Misant alors sur la russitude de l’actrice, Goldwyn lui donne le rôle de Katioucha Maslova dans We Live Again (1934), une adaptation réussie du Resurrection de Tolstoi. Aux côtés de Fredric March et sous la direction de Rouben Mamoulian, Anna Sten semble plus à l’aise et s’attire même des critiques élogieuses de ceux qui avaient éreinté Nana. Mais le public semble toujours quelque peu réticent. Son Pygmalion pense alors que la troisième chance sera la bonne‑: The Wedding Night (1935) est confié à King Vidor qui depuis longtemps a fait ses preuves comme cinéaste et comme directeur d’acteurs. Le partenaire d’Anna est Gary Cooper qui fait tourner la tête à toutes les jeunes Américaines. Mais la mayonnaise ne prend pas et Goldwyn commence à devenir hystérique‑: «‑Je vous jure que si cette scène n’est pas la plus belle scène d’amour de l’histoire du cinéma, je jette à l’égout immédiatement toutes les scènes que vous avez déjà tournées‑» tonne-t-il en s’adressant à Vidor qui n’en peut mais. Anna Sten joue de malchance. Le film est un nouveau flop et Goldwyn abandonne l’actrice à son malheureux destin.

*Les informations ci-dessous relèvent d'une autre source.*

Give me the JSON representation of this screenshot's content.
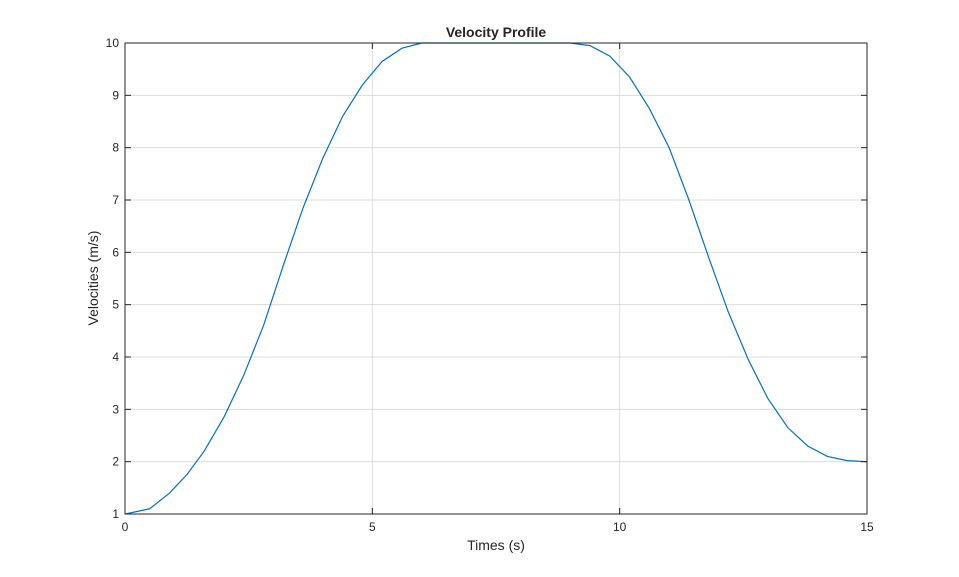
{
  "chart_data": {
    "type": "line",
    "title": "Velocity Profile",
    "xlabel": "Times (s)",
    "ylabel": "Velocities (m/s)",
    "xlim": [
      0,
      15
    ],
    "ylim": [
      1,
      10
    ],
    "xticks": [
      0,
      5,
      10,
      15
    ],
    "yticks": [
      1,
      2,
      3,
      4,
      5,
      6,
      7,
      8,
      9,
      10
    ],
    "grid": true,
    "line_color": "#0072BD",
    "series": [
      {
        "x": [
          0,
          0.5,
          0.9,
          1.25,
          1.6,
          2.0,
          2.4,
          2.8,
          3.2,
          3.6,
          4.0,
          4.4,
          4.8,
          5.2,
          5.6,
          6.0,
          7.0,
          8.0,
          9.0,
          9.4,
          9.8,
          10.2,
          10.6,
          11.0,
          11.4,
          11.8,
          12.2,
          12.6,
          13.0,
          13.4,
          13.8,
          14.2,
          14.6,
          15.0
        ],
        "y": [
          1.0,
          1.1,
          1.4,
          1.75,
          2.2,
          2.85,
          3.65,
          4.6,
          5.75,
          6.85,
          7.8,
          8.6,
          9.2,
          9.65,
          9.9,
          10.0,
          10.0,
          10.0,
          10.0,
          9.95,
          9.75,
          9.35,
          8.75,
          8.0,
          7.0,
          5.9,
          4.85,
          3.95,
          3.2,
          2.65,
          2.3,
          2.1,
          2.02,
          2.0
        ]
      }
    ]
  }
}
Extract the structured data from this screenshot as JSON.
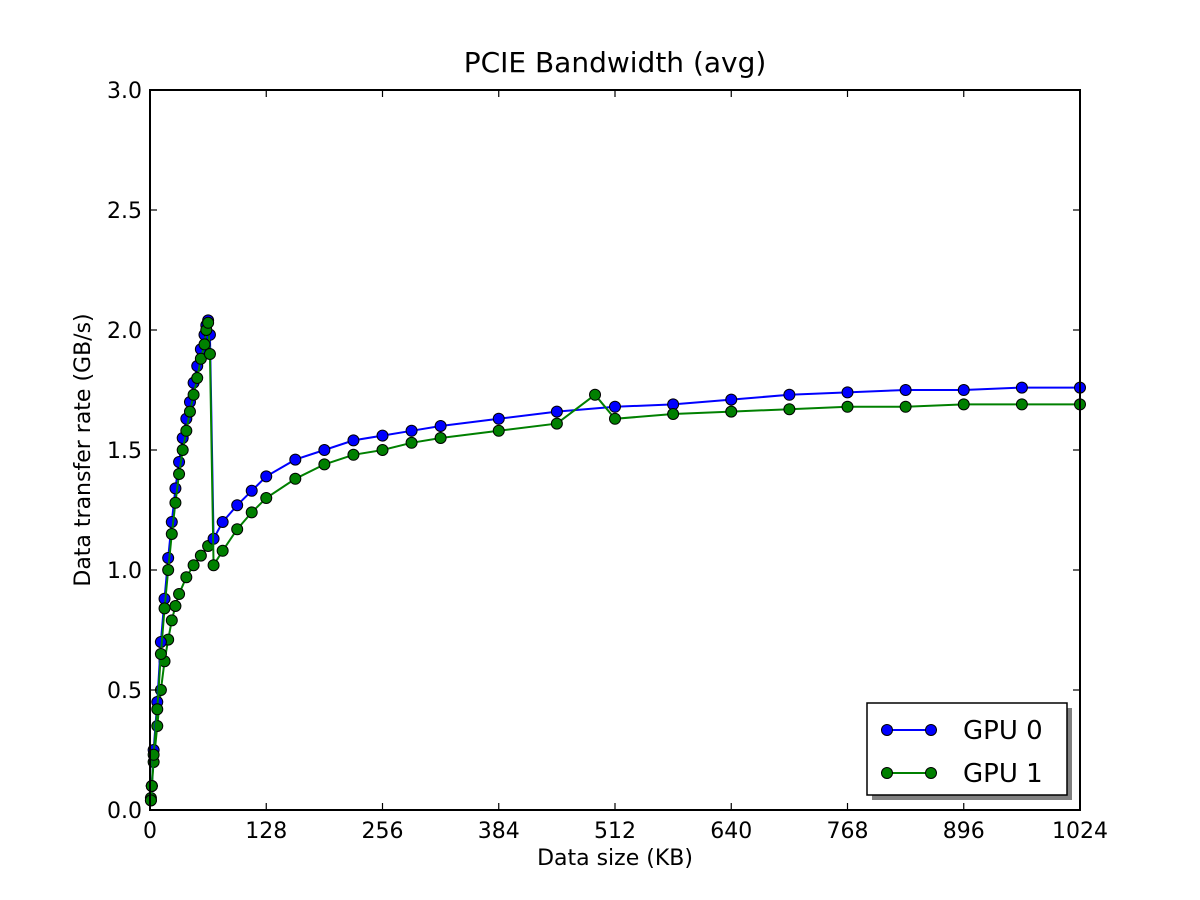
{
  "chart_data": {
    "type": "line",
    "title": "PCIE Bandwidth (avg)",
    "xlabel": "Data size (KB)",
    "ylabel": "Data transfer rate (GB/s)",
    "xlim": [
      0,
      1024
    ],
    "ylim": [
      0,
      3.0
    ],
    "xticks": [
      0,
      128,
      256,
      384,
      512,
      640,
      768,
      896,
      1024
    ],
    "xtick_labels": [
      "0",
      "128",
      "256",
      "384",
      "512",
      "640",
      "768",
      "896",
      "1024"
    ],
    "yticks": [
      0.0,
      0.5,
      1.0,
      1.5,
      2.0,
      2.5,
      3.0
    ],
    "ytick_labels": [
      "0.0",
      "0.5",
      "1.0",
      "1.5",
      "2.0",
      "2.5",
      "3.0"
    ],
    "grid": false,
    "legend_position": "bottom-right",
    "series": [
      {
        "name": "GPU 0",
        "color": "#0000ff",
        "marker": "circle",
        "x": [
          1,
          2,
          4,
          8,
          12,
          16,
          20,
          24,
          28,
          32,
          36,
          40,
          44,
          48,
          52,
          56,
          60,
          62,
          64,
          66,
          70,
          80,
          96,
          112,
          128,
          160,
          192,
          224,
          256,
          288,
          320,
          384,
          448,
          512,
          576,
          640,
          704,
          768,
          832,
          896,
          960,
          1024
        ],
        "y": [
          0.04,
          0.1,
          0.25,
          0.45,
          0.7,
          0.88,
          1.05,
          1.2,
          1.34,
          1.45,
          1.55,
          1.63,
          1.7,
          1.78,
          1.85,
          1.92,
          1.98,
          2.02,
          2.04,
          1.98,
          1.13,
          1.2,
          1.27,
          1.33,
          1.39,
          1.46,
          1.5,
          1.54,
          1.56,
          1.58,
          1.6,
          1.63,
          1.66,
          1.68,
          1.69,
          1.71,
          1.73,
          1.74,
          1.75,
          1.75,
          1.76,
          1.76
        ]
      },
      {
        "name": "GPU 1",
        "color": "#008000",
        "marker": "circle",
        "x": [
          1,
          2,
          4,
          8,
          12,
          16,
          20,
          24,
          28,
          32,
          36,
          40,
          44,
          48,
          52,
          56,
          60,
          62,
          64,
          66,
          70,
          80,
          96,
          112,
          128,
          160,
          192,
          224,
          256,
          288,
          320,
          384,
          448,
          490,
          512,
          576,
          640,
          704,
          768,
          832,
          896,
          960,
          1024
        ],
        "y": [
          0.04,
          0.1,
          0.23,
          0.42,
          0.65,
          0.84,
          1.0,
          1.15,
          1.28,
          1.4,
          1.5,
          1.58,
          1.66,
          1.73,
          1.8,
          1.88,
          1.94,
          2.0,
          2.03,
          1.9,
          1.02,
          1.08,
          1.17,
          1.24,
          1.3,
          1.38,
          1.44,
          1.48,
          1.5,
          1.53,
          1.55,
          1.58,
          1.61,
          1.73,
          1.63,
          1.65,
          1.66,
          1.67,
          1.68,
          1.68,
          1.69,
          1.69,
          1.69
        ]
      }
    ],
    "lower_branch": {
      "x": [
        1,
        2,
        4,
        8,
        12,
        16,
        20,
        24,
        28,
        32,
        40,
        48,
        56,
        64
      ],
      "y": [
        0.05,
        0.1,
        0.2,
        0.35,
        0.5,
        0.62,
        0.71,
        0.79,
        0.85,
        0.9,
        0.97,
        1.02,
        1.06,
        1.1
      ]
    }
  }
}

Le bon Dr Frenke lui reste néanmoins fidèle, continue à croire en celle qu’il aime démesurément au point de s’improviser lui-même metteur en scène dans Two Who Dared (1936). La star se voit offrir des rôles de plus en plus secondaires malgré les efforts de son époux qui n’hésite pas à produire des films jusqu’en 1962. Anna Sten ne parviendra jamais à vaincre le mauvais sort, mais on la retrouvera de temps à autre dans des émissions de radio et au théâtre. Peut-être voudra-t-elle exorciser sa déception en se consacrant au fil des ans à une nouvelle occupation artistique‑: la peinture. On n’ose pas dire qu’elle se fera sur la toile de son chevalet la réputation qu’elle n’avait pu obtenir sur la toile blanche des salles obscures, mais en tout cas elle vécut jusqu’à la fin de ses jours dans une relative sérénité comme si sa carrière de star programmée puis aussi brutalement déprogrammée n’avait pas eu d’incidences fâcheuses sur son moral. Anna Sten aujourd’hui oubliée des cinéphiles reste néanmoins l’exemple le plus tragique du star-system impitoyable de la grande époque des studios hollywoodiens. Le marketing, on le voit, n’est pas né d’aujourd’hui. Goldwyn, tout grand producteur qu’il fut, jouera de malchance jusqu’au bout en tentant de remplacer Anna Sten par une nouvelle étoile venue du froid‑: la Norvégienne Sigrid Gurie. Pour cette dernière les tambours de la renommée s’éteindront sitôt émis. La condition de star est parfois un chemin de croix.